The double-digit years' gap
Well, I guess this has become old home week.
Yesterday, former high school classmate Jenny Beets and I got together for lunch at Litton's. Gosh, it was hard not to order that famous burger.
Anyway, we got caught up on this and that, life's little moments, ups and downs. Then she asked if I had time to run up to the high school.
"Sure," said I.
So off we went. Jenny chatted with her old dance team sponsor, Tina Perry, in the office. Then, we sneaked into Trina Polston's classroom so Jenny could chat with Mrs. P.

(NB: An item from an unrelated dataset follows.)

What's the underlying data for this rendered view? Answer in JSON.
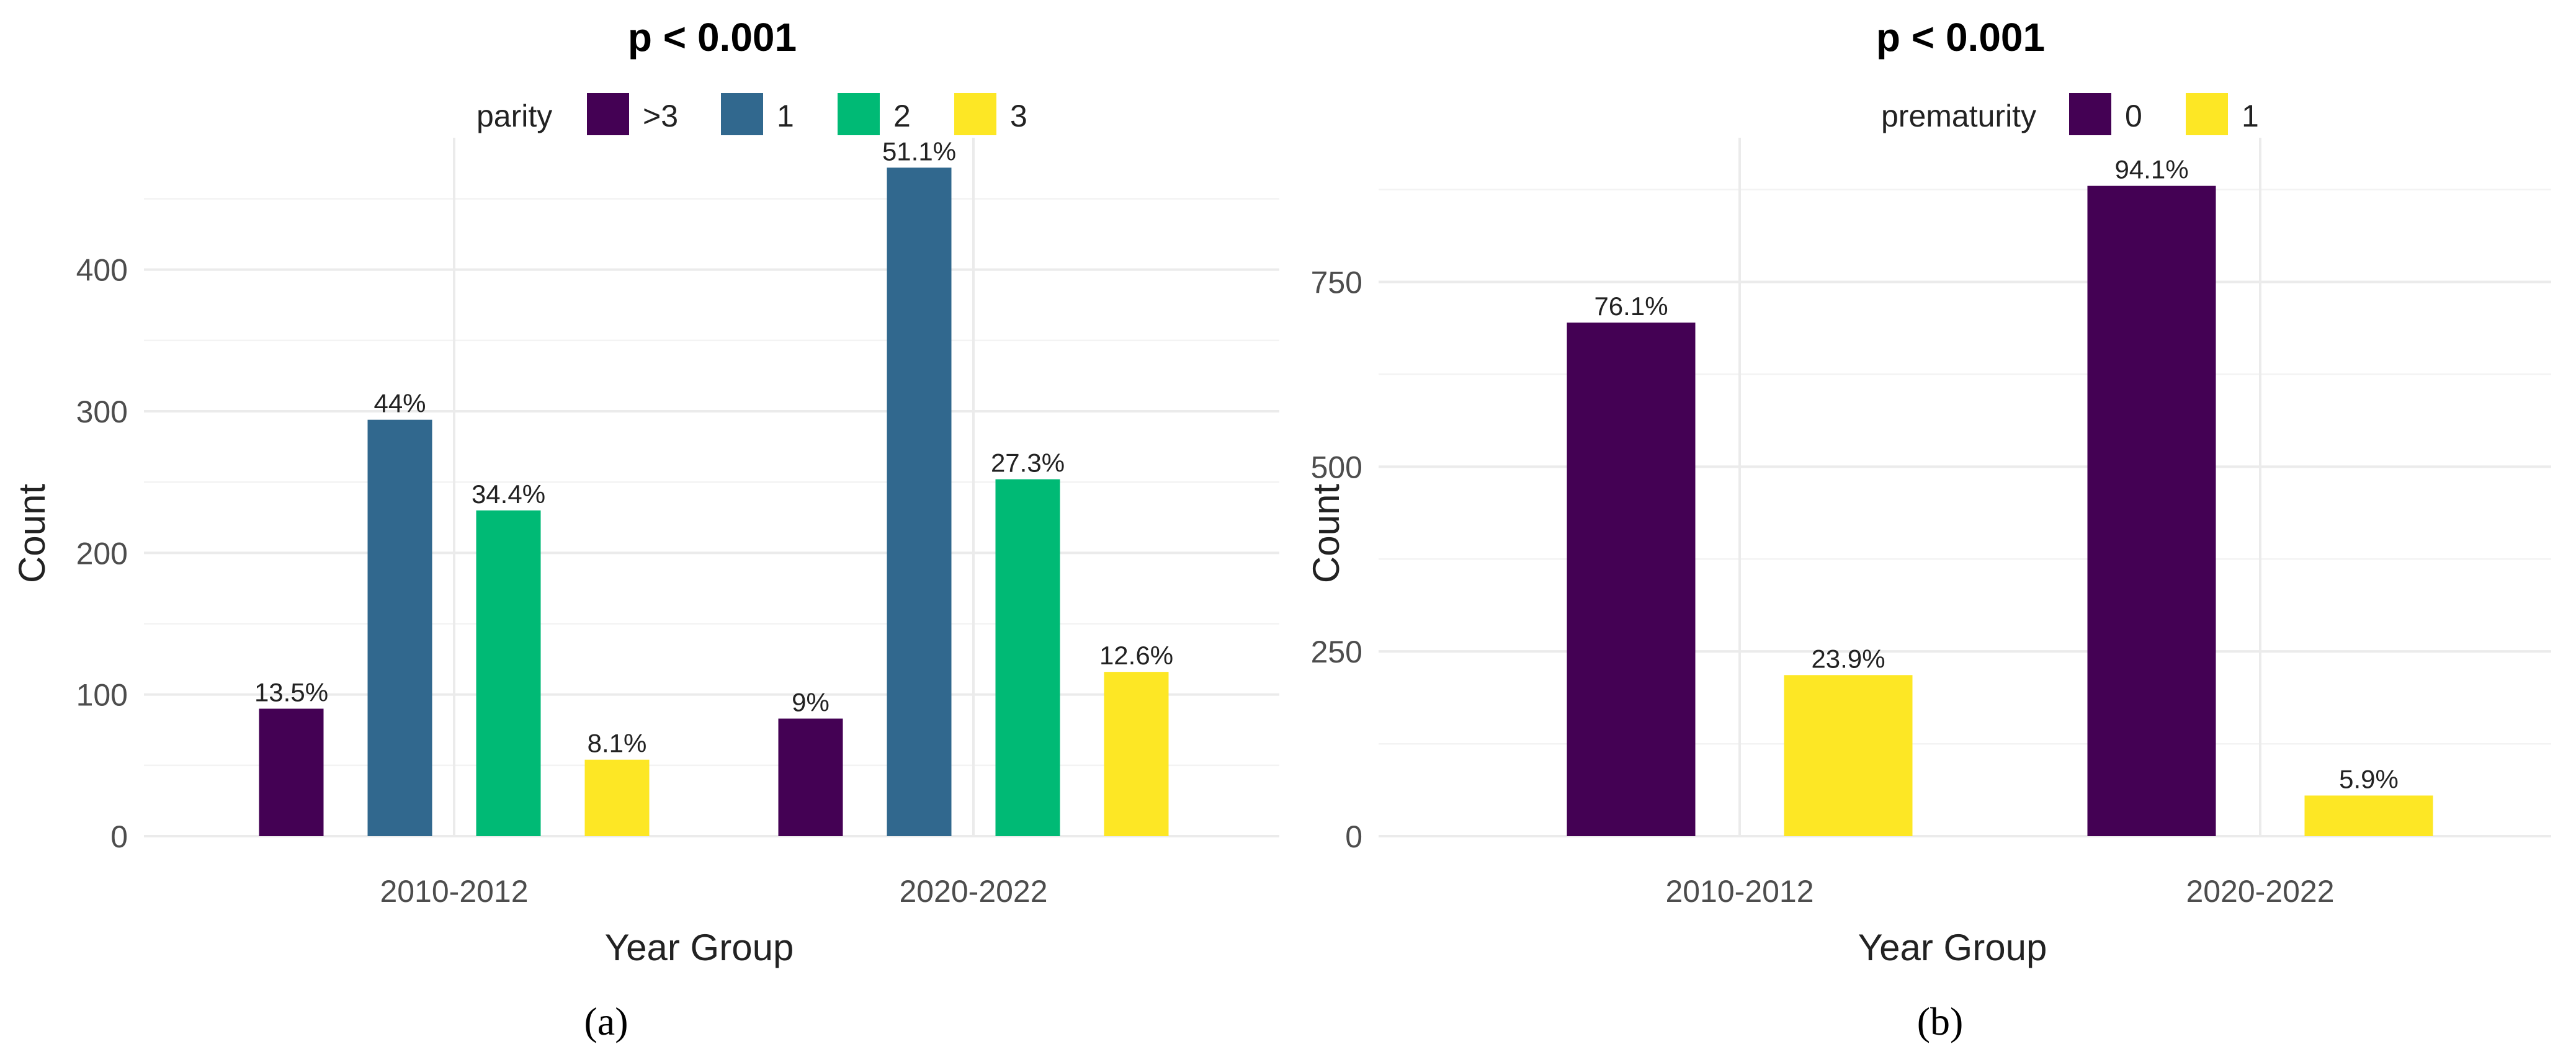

Jenny says the school hasn't changed at all. And, in a lot of ways, it hasn't.
But it never has felt right to me since the spring day I left it in 1996. And, I finally figured out why --
The people made that place. It wasn't the bricks-and-mortar, the stairs that lead to nowhere, the cramped locker room. It was the people.
For good and bad, too. I choose to remember most of it through rose-colored glasses. But, of course, there were folks you didn't like and hope you never see again. And bad memories, too. Some you'd like to forget. Some you can't.
We tried to get in to see Marcia Southern, but she was in the midst of a lecture we hated to interrupt. Maybe next time.
As I drove back to the office, I realized how neat it was to tour that place with a classmate. Whenever I go there alone -- with my work -- I view the old school clinically, as a place to be in order to do a job.
For a few minutes, though, the old memories came back, and the double-digit years' gap seemed but yesterday.